En période de récession économique, qui dure depuis plus de 10 ans, de crises monétaires et de dévaluations récurrentes, d’inflation débridée, il est normal que, telle l’ombre au corps, y suive l’augmentation du chômage et de la pauvreté. Les deux sont devenus des éléments structurels de la société argentine.
Ainsi, dans les dernières années de la pandémie, a eu lieu le retour du mouvement « piquetero » égalant en termes d’envergure et de capacité de mobilisation. Cela est également dû au fait que les gouvernements successifs, devant l’incapacité propre de la bourgeoisie à développer l’industrie et à générer des vrais postes de travail et des ouvrages publics d’envergure, et comme tributaire des rapports de force hérités de l’Argentinazo, ont alors augmenté systématiquement la quantité de plans sociaux et de programmes comme mécanisme de contention sociale, combiné en divers niveaux et moments avec la criminalisation et la répression des secteurs en lutte (c’est précisément ce qui arrive actuellement bien que amplifié à l’ensemble des secteurs en lutte, dans ce cas les précarisés du chemin de fer des entreprises Comahue et Líderes).
Nous sommes partis de notre défense d’un mouvement des travailleurs et travailleuses indépendant du gouvernement et de l’État, démocratique, contre les organisations officielles (UTEP, barrios de Pie, CCC) qui fonctionnent comme bras de l’État dans les mouvements sociaux.
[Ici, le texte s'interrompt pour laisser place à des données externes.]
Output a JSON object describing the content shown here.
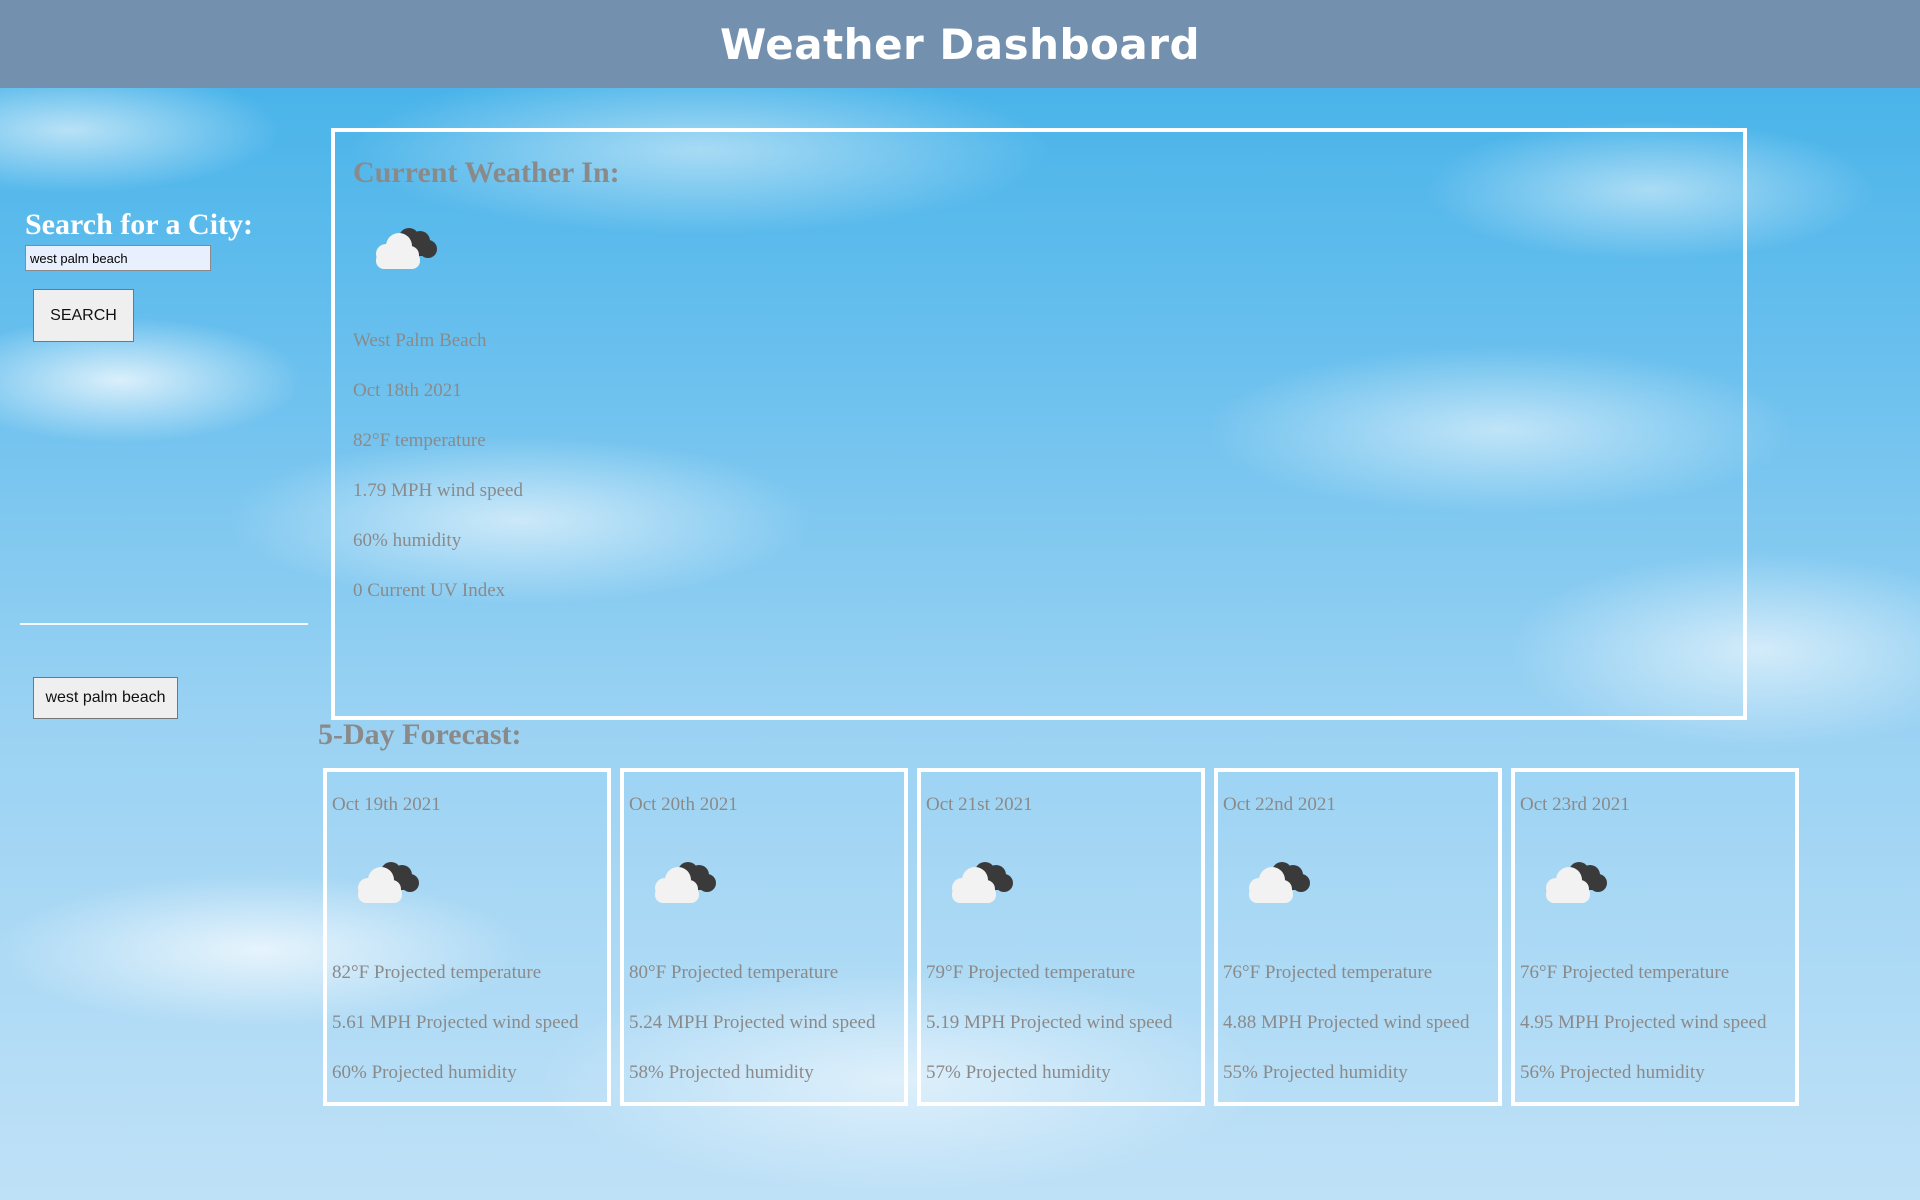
{
  "header": {
    "title": "Weather Dashboard"
  },
  "search": {
    "label": "Search for a City:",
    "input_value": "west palm beach",
    "button_label": "SEARCH"
  },
  "history": {
    "items": [
      {
        "label": "west palm beach"
      }
    ]
  },
  "current": {
    "heading": "Current Weather In:",
    "icon": "broken-clouds-icon",
    "city": "West Palm Beach",
    "date": "Oct 18th 2021",
    "temperature": "82°F temperature",
    "wind": "1.79 MPH wind speed",
    "humidity": "60% humidity",
    "uv": "0 Current UV Index"
  },
  "forecast": {
    "title": "5-Day Forecast:",
    "days": [
      {
        "date": "Oct 19th 2021",
        "icon": "broken-clouds-icon",
        "temp": "82°F Projected temperature",
        "wind": "5.61 MPH Projected wind speed",
        "humidity": "60% Projected humidity"
      },
      {
        "date": "Oct 20th 2021",
        "icon": "broken-clouds-icon",
        "temp": "80°F Projected temperature",
        "wind": "5.24 MPH Projected wind speed",
        "humidity": "58% Projected humidity"
      },
      {
        "date": "Oct 21st 2021",
        "icon": "broken-clouds-icon",
        "temp": "79°F Projected temperature",
        "wind": "5.19 MPH Projected wind speed",
        "humidity": "57% Projected humidity"
      },
      {
        "date": "Oct 22nd 2021",
        "icon": "broken-clouds-icon",
        "temp": "76°F Projected temperature",
        "wind": "4.88 MPH Projected wind speed",
        "humidity": "55% Projected humidity"
      },
      {
        "date": "Oct 23rd 2021",
        "icon": "broken-clouds-icon",
        "temp": "76°F Projected temperature",
        "wind": "4.95 MPH Projected wind speed",
        "humidity": "56% Projected humidity"
      }
    ]
  },
  "colors": {
    "header_bg": "#7391af",
    "text_gray": "#8a8a8a",
    "panel_border": "#ffffff"
  }
}
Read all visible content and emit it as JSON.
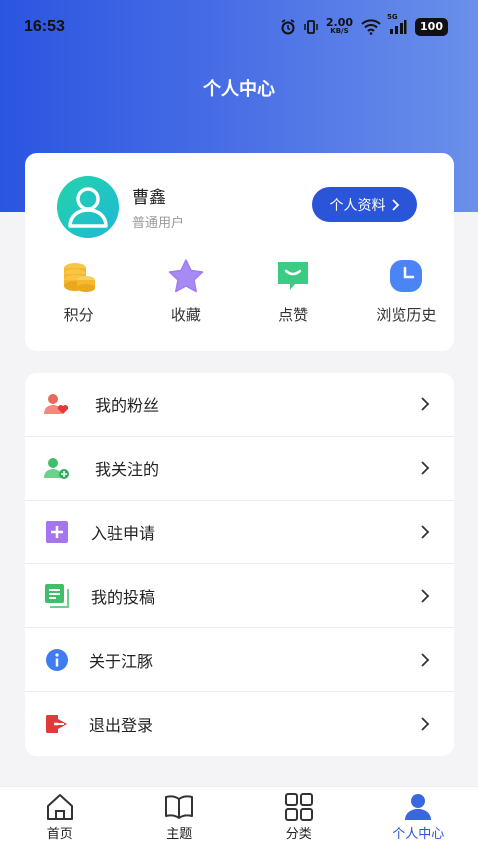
{
  "status_bar": {
    "time": "16:53",
    "net_speed_value": "2.00",
    "net_speed_unit": "KB/S",
    "network": "5G",
    "battery": "100"
  },
  "header": {
    "title": "个人中心",
    "accent_color": "#2a55d8"
  },
  "profile": {
    "name": "曹鑫",
    "role": "普通用户",
    "profile_button": "个人资料",
    "avatar_icon": "user-avatar-icon"
  },
  "stats": [
    {
      "label": "积分",
      "icon": "coins-icon",
      "color": "#f5b82e"
    },
    {
      "label": "收藏",
      "icon": "star-icon",
      "color": "#9b7ff0"
    },
    {
      "label": "点赞",
      "icon": "chat-like-icon",
      "color": "#3ccb84"
    },
    {
      "label": "浏览历史",
      "icon": "clock-icon",
      "color": "#4a84f5"
    }
  ],
  "menu": [
    {
      "label": "我的粉丝",
      "icon": "fans-icon",
      "color": "#e86a5a"
    },
    {
      "label": "我关注的",
      "icon": "follow-icon",
      "color": "#3fbf6a"
    },
    {
      "label": "入驻申请",
      "icon": "apply-plus-icon",
      "color": "#a575f0"
    },
    {
      "label": "我的投稿",
      "icon": "document-icon",
      "color": "#3fbf6a"
    },
    {
      "label": "关于江豚",
      "icon": "info-icon",
      "color": "#3f7cf0"
    },
    {
      "label": "退出登录",
      "icon": "logout-icon",
      "color": "#e03a3a"
    }
  ],
  "tabs": [
    {
      "label": "首页",
      "icon": "home-icon"
    },
    {
      "label": "主题",
      "icon": "book-icon"
    },
    {
      "label": "分类",
      "icon": "grid-icon"
    },
    {
      "label": "个人中心",
      "icon": "person-icon",
      "active": true
    }
  ]
}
Et nous défendons aussi, inconditionnellement, ses réclamations et le droit de manifester face aux tentatives de criminalisation que montent la droite et l’extrême droite (déclarations de Marra, Larreta, etc…)
Néanmoins, depuis cette direction, nous allons signaler des angles critiques pour contribuer stratégiquement, programmatiquement et politiquement à ce qui nous paraît, nous a toujours paru depuis 20 ans, comme devant être l’objectif le plus important : l’unité de classe des employés et des chômeurs.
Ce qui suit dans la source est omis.